The causes of NTDs are not fully known, however, one prevention method of NTDs that doctors recommend is that any woman of reproductive age take 400 mcg of folic acid daily. For women who have had a pregnancy affected by an NTD, doctors recommend that they consume 4,000mcg of folic acid starting 1 month before planning on becoming pregnant. When planning to become pregnant, women should always seek advice from their primary care provider.
NTDs are frequently diagnosed early in pregnancy using ultrasounds or are diagnosed at birth. Treatment will vary for each case and diagnosis. It is important to work with your baby's doctor to determine appropriate treatment plans. While some NTDs may be mild (like some cases of spina bifida) and result in a person living to their fullest potential, babies born with anencephaly often will die shortly after birth.
The types of neural tube defects are:
- Spina Bifida
New Mexico Birth Defects Prevention and Surveillance Program
To identify and help prevent birth defect, the NM Department of Health (NMDOH) developed the New Mexico Birth Defects Prevention and Surveillance Program (NMBDPSP), to actively surveille birth defect cases. This program is responsible for gathering information on all birth defects, reporting case counts to the Centers for Disease Control and Prevention (CDC), coordinating with Children's Medical Services (CMS) to refer families to health services, and providing education and outreach to the community and health care professionals. NMBDPSS was founded in 1995. Between 1995 and 1999, NMBDPSS performed passive, allowing for hospitals to voluntarily report birth defects. In 2000, birth defects became a reportable condition by law, with New Mexico health care providers having to inform NMDOH of any child with a birth defect thru 4 years of age. Initially, only 12 birth defects, that the CDC defined as the core defects, were tracked. In 2016, NMBDPSP was able to expand the number of birth defects tracked to 23. In 2018, NMBDPSP was again able to increase surveillance of birth defects to include all birth defects as well as neonatal abstinence syndrome (NAS).

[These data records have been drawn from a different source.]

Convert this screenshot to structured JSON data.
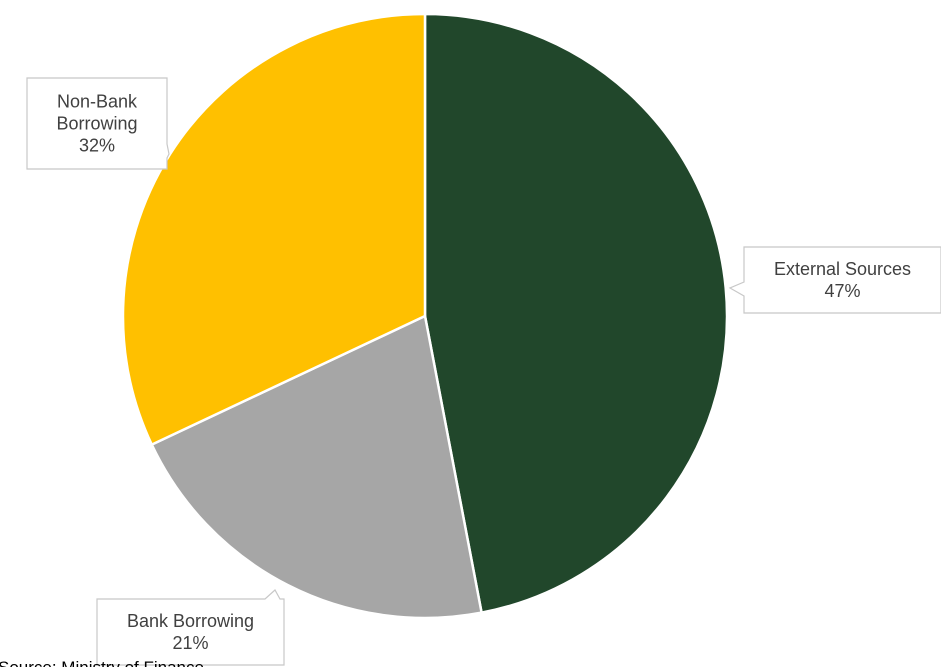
{
  "chart_data": {
    "type": "pie",
    "slices": [
      {
        "label": "External Sources",
        "percent_text": "47%",
        "value": 47,
        "color": "#21472b"
      },
      {
        "label": "Bank Borrowing",
        "percent_text": "21%",
        "value": 21,
        "color": "#a6a6a6"
      },
      {
        "label": "Non-Bank Borrowing",
        "label_lines": [
          "Non-Bank",
          "Borrowing"
        ],
        "percent_text": "32%",
        "value": 32,
        "color": "#ffc000"
      }
    ],
    "start_angle_deg": 0,
    "direction": "clockwise",
    "legend": "none",
    "label_style": "callout"
  },
  "source_note": "Source: Ministry of Finance"
}
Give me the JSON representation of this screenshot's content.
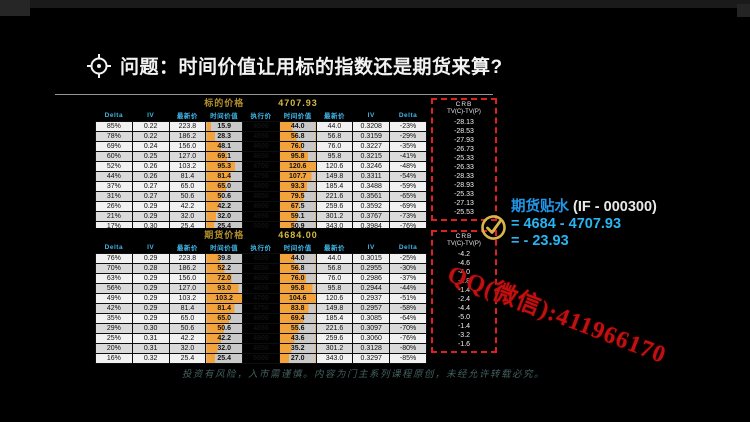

The NMBDPSP is comprised of an epidemiologist and a Health Educator. The epidemiologist tracks birth defects in order to identify trends or changes in the prevalence of the different birth defects under surveillance with the purpose of developing strategies to reduce the risks of developing the birth defect in the future. The health educator uses the surveillance information to produce health prevention materials and to compile resources for families and community members whose lives are impacted by a loved one with a birth defect.
Notifiable Diseases or Conditions in New Mexico (N.M.A.C 220.127.116.11)
All birth defects diagnosed by age 4 years, including: Defects diagnosed during pregnancy, defects diagnosed on fetal deaths, defects found in chromosome testing on amniotic fluid, chorionic villus sampling and products of conception for Trisomy 13, Trisomy 18, and Trisomy 21. Report to Epidemiology and Response Division, NM Department of Health, P.O. Box 26110, Santa Fe, NM 87502-6110; or call 505-827-0006.